Question

A block of mass 10 kg placed on the rough horizontal surface having a coefficient of friction µ = 0.5, if a horizontal force of 100 N acting on it then the acceleration of the block will be :

• A. 10 m/s²
• B. 5 m/s²
• C. 15 m/s²
• D. 0.5 m/s²

Answer 1

The Correct Option is B

To find the acceleration of the block, we first need to calculate the net force acting on the block. The forces acting on the block are:

1. The applied force (F_{\text{applied}} = 100 \, \text{N}).
2. The frictional force acting against the motion.

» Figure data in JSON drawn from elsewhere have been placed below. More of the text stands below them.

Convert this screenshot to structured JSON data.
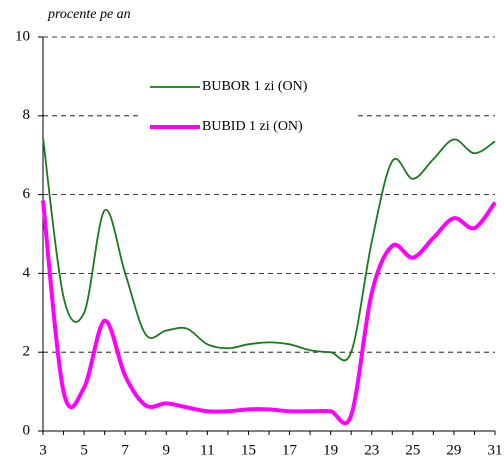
{
  "chart_data": {
    "type": "line",
    "y_label": "procente pe an",
    "categories": [
      "3",
      null,
      "5",
      null,
      "7",
      null,
      "9",
      null,
      "11",
      null,
      "15",
      null,
      "17",
      null,
      "19",
      null,
      "23",
      null,
      "25",
      null,
      "29",
      null,
      "31"
    ],
    "series": [
      {
        "name": "BUBOR 1 zi (ON)",
        "color": "#1a7a1a",
        "values": [
          7.45,
          3.4,
          3.0,
          5.6,
          4.0,
          2.45,
          2.55,
          2.6,
          2.2,
          2.1,
          2.2,
          2.25,
          2.2,
          2.05,
          2.0,
          2.0,
          4.8,
          6.85,
          6.4,
          6.9,
          7.4,
          7.05,
          7.35
        ]
      },
      {
        "name": "BUBID 1 zi (ON)",
        "color": "#ff00ff",
        "values": [
          5.85,
          1.0,
          1.1,
          2.8,
          1.4,
          0.65,
          0.7,
          0.6,
          0.5,
          0.5,
          0.55,
          0.55,
          0.5,
          0.5,
          0.5,
          0.4,
          3.5,
          4.7,
          4.4,
          4.9,
          5.4,
          5.15,
          5.8
        ]
      }
    ],
    "ylim": [
      0,
      10
    ],
    "yticks": [
      0,
      2,
      4,
      6,
      8,
      10
    ],
    "grid": true
  }
}
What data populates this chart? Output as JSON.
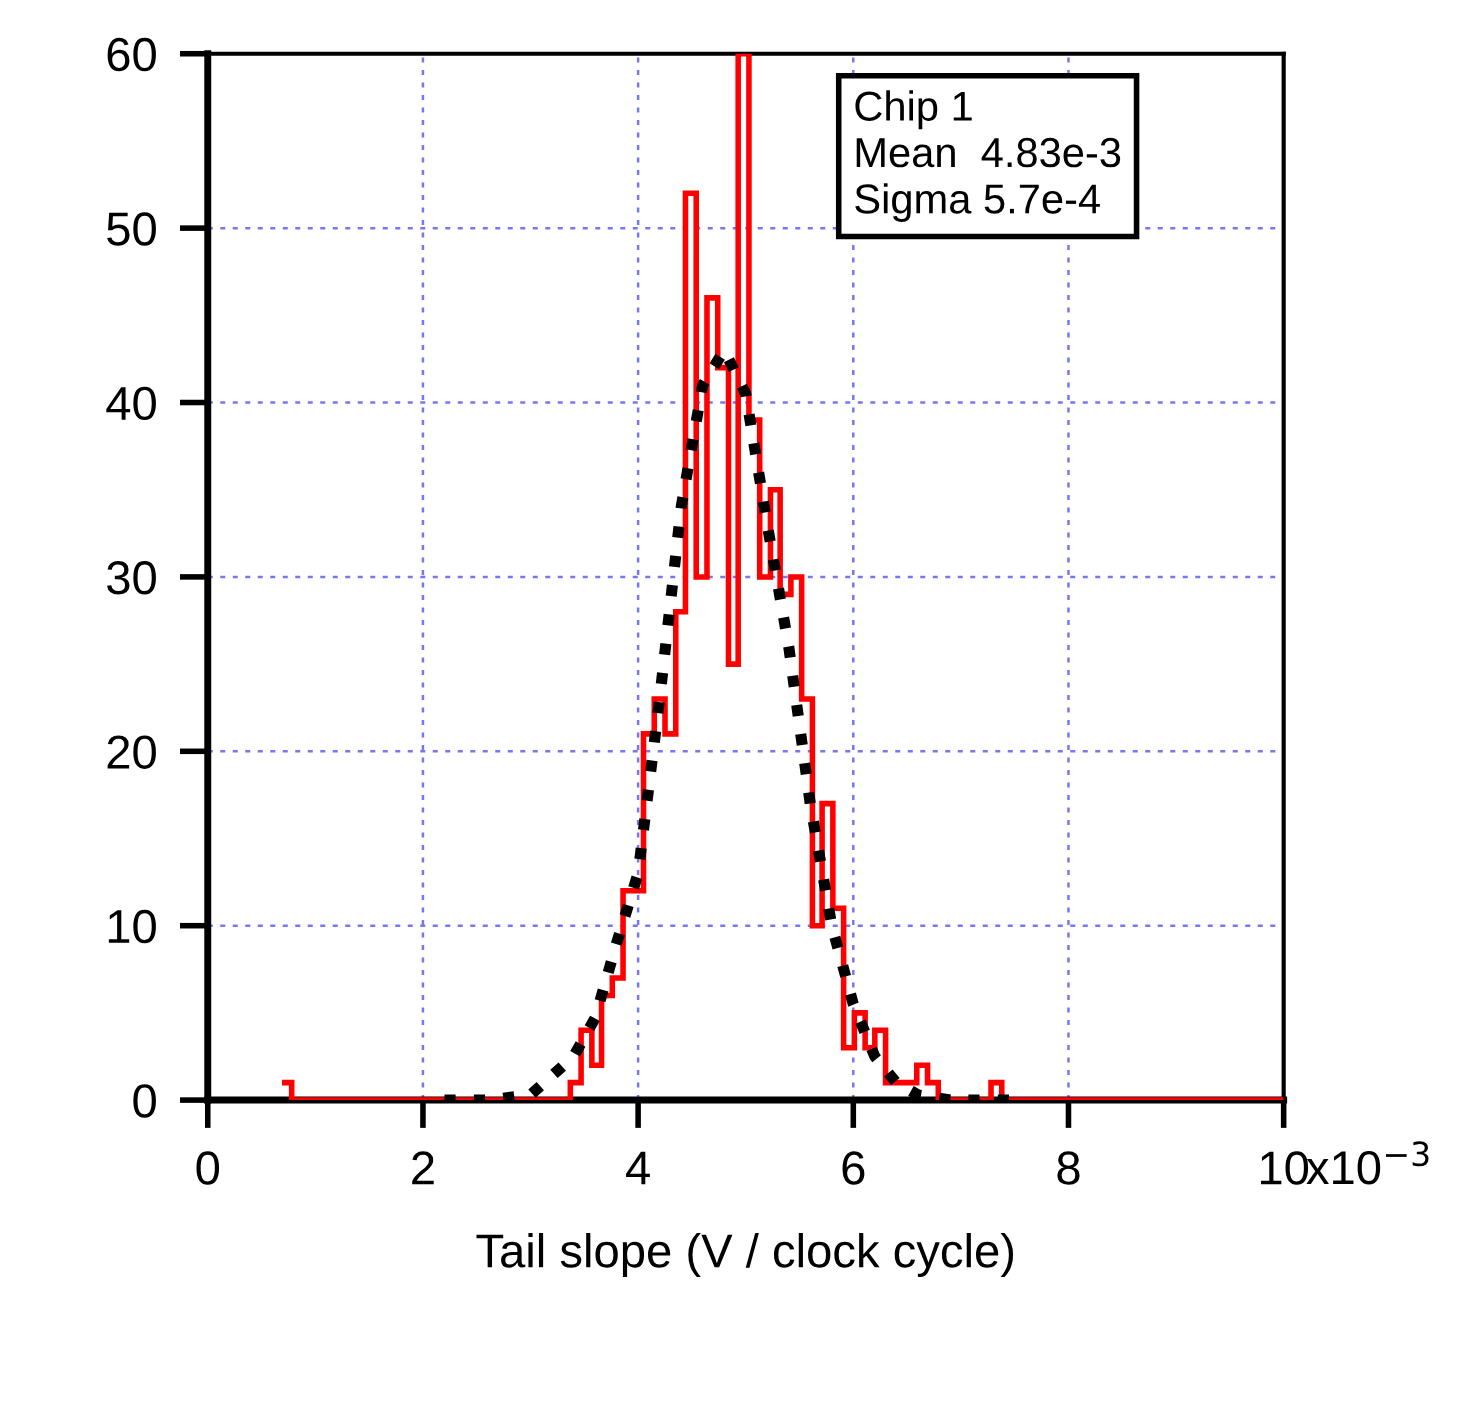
{
  "chart_data": {
    "type": "histogram",
    "xlabel": "Tail slope (V / clock cycle)",
    "bins": [
      0.69,
      0.78,
      3.37,
      3.47,
      3.57,
      3.66,
      3.76,
      3.86,
      3.96,
      4.05,
      4.15,
      4.25,
      4.35,
      4.44,
      4.54,
      4.64,
      4.74,
      4.84,
      4.93,
      5.03,
      5.13,
      5.23,
      5.32,
      5.42,
      5.52,
      5.62,
      5.71,
      5.81,
      5.91,
      6.01,
      6.11,
      6.2,
      6.3,
      6.4,
      6.49,
      6.59,
      6.69,
      6.79,
      6.89,
      6.98,
      7.08,
      7.18,
      7.28,
      7.38,
      10
    ],
    "series": [
      {
        "color": "#ff0000",
        "values": [
          1,
          0,
          1,
          4,
          2,
          6,
          7,
          12,
          12,
          21,
          23,
          21,
          28,
          52,
          30,
          46,
          42,
          25,
          60,
          39,
          30,
          35,
          29,
          30,
          23,
          10,
          17,
          11,
          3,
          5,
          3,
          4,
          1,
          1,
          1,
          2,
          1,
          0,
          0,
          0,
          0,
          0,
          1,
          0
        ]
      },
      {
        "type": "line",
        "color": "#000000",
        "line_style": "dotted",
        "x": [
          2.2,
          2.6,
          3.0,
          3.4,
          3.6,
          3.8,
          4.0,
          4.2,
          4.4,
          4.6,
          4.8,
          5.0,
          5.2,
          5.4,
          5.6,
          5.8,
          6.0,
          6.2,
          6.4,
          6.6,
          6.9,
          7.3,
          7.6
        ],
        "values": [
          0,
          0,
          0.3,
          2.5,
          4.7,
          9,
          13,
          23,
          34,
          41,
          43,
          40.5,
          33,
          26,
          17,
          10,
          5.5,
          2.5,
          1,
          0.3,
          0,
          0,
          0
        ]
      }
    ],
    "annotations": [
      "Chip 1",
      "Mean  4.83e-3",
      "Sigma 5.7e-4",
      "x10$^{−3}$"
    ],
    "xlim": [
      0,
      10
    ],
    "ylim": [
      0,
      60
    ],
    "xticks": [
      0,
      2,
      4,
      6,
      8,
      10
    ],
    "yticks": [
      0,
      10,
      20,
      30,
      40,
      50,
      60
    ],
    "grid": true,
    "legend": false
  }
}
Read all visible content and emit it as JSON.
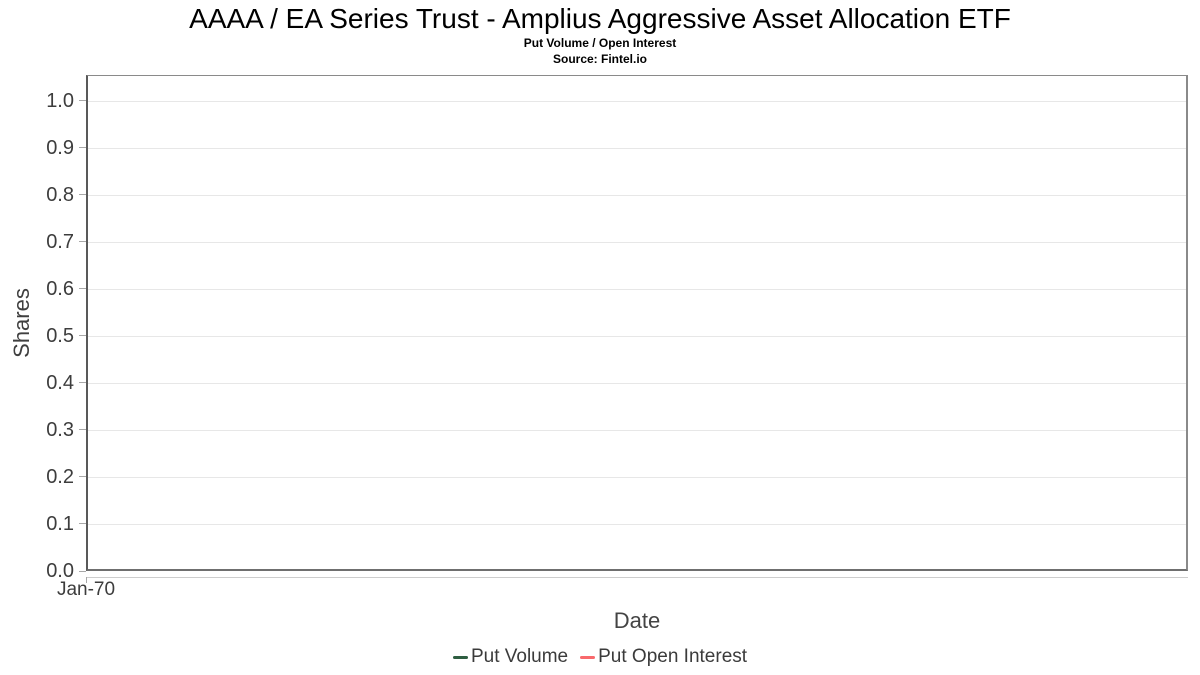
{
  "chart_data": {
    "type": "line",
    "title": "AAAA / EA Series Trust - Amplius Aggressive Asset Allocation ETF",
    "subtitle": "Put Volume / Open Interest",
    "source": "Source: Fintel.io",
    "xlabel": "Date",
    "ylabel": "Shares",
    "ylim": [
      0.0,
      1.055
    ],
    "yticks": [
      "0.0",
      "0.1",
      "0.2",
      "0.3",
      "0.4",
      "0.5",
      "0.6",
      "0.7",
      "0.8",
      "0.9",
      "1.0"
    ],
    "xticks": [
      "Jan-70"
    ],
    "grid": "horizontal",
    "legend_position": "bottom",
    "series": [
      {
        "name": "Put Volume",
        "color": "#2e5e41",
        "x": [],
        "values": []
      },
      {
        "name": "Put Open Interest",
        "color": "#f9696c",
        "x": [],
        "values": []
      }
    ]
  }
}
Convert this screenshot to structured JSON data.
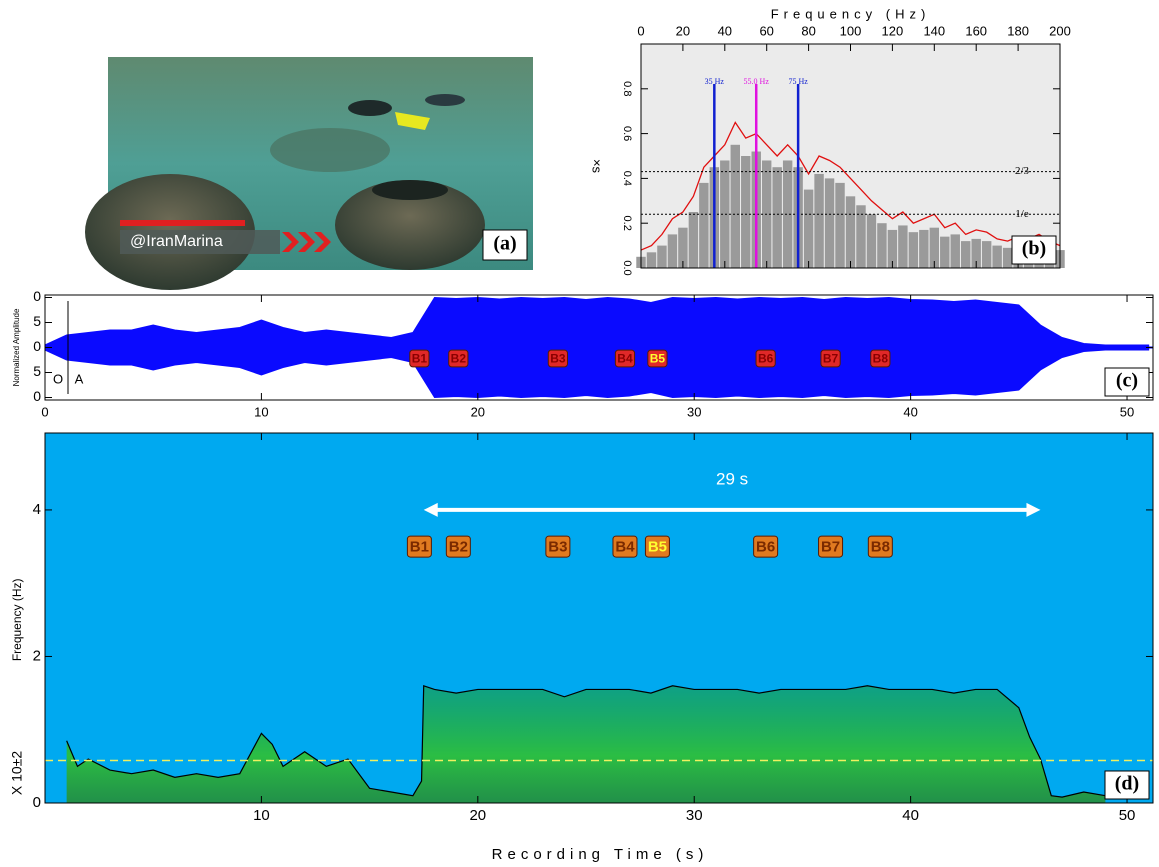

The frictional force (F_{\text{friction}}) can be calculated using the formula:

F_{\text{friction}} = \mu \cdot N,

where \mu is the coefficient of friction, and N is the normal force. For a block on a horizontal surface, the normal force (N) is equal to the weight of the block (N = mg). Thus:

N = m \cdot g = 10 \, \text{kg} \cdot 9.8 \, \text{m/s}^2 = 98 \, \text{N}

Therefore, the frictional force is:

F_{\text{friction}} = 0.5 \cdot 98 = 49 \, \text{N}

Now, the net force (F_{\text{net}}) acting on the block can be calculated as follows:

F_{\text{net}} = F_{\text{applied}} - F_{\text{friction}}

F_{\text{net}} = 100 \, \text{N} - 49 \, \text{N} = 51 \, \text{N}

Using Newton's second law of motion, the acceleration (a) of the block can be calculated by:

F_{\text{net}} = m \cdot a \Rightarrow a = \frac{F_{\text{net}}}{m}

Substituting the known values, we get:

a = \frac{51 \, \text{N}}{10 \, \text{kg}} = 5.1 \, \text{m/s}^2

To simplify, this is approximately 5 m/s². Hence, the correct answer is:

5 m/s²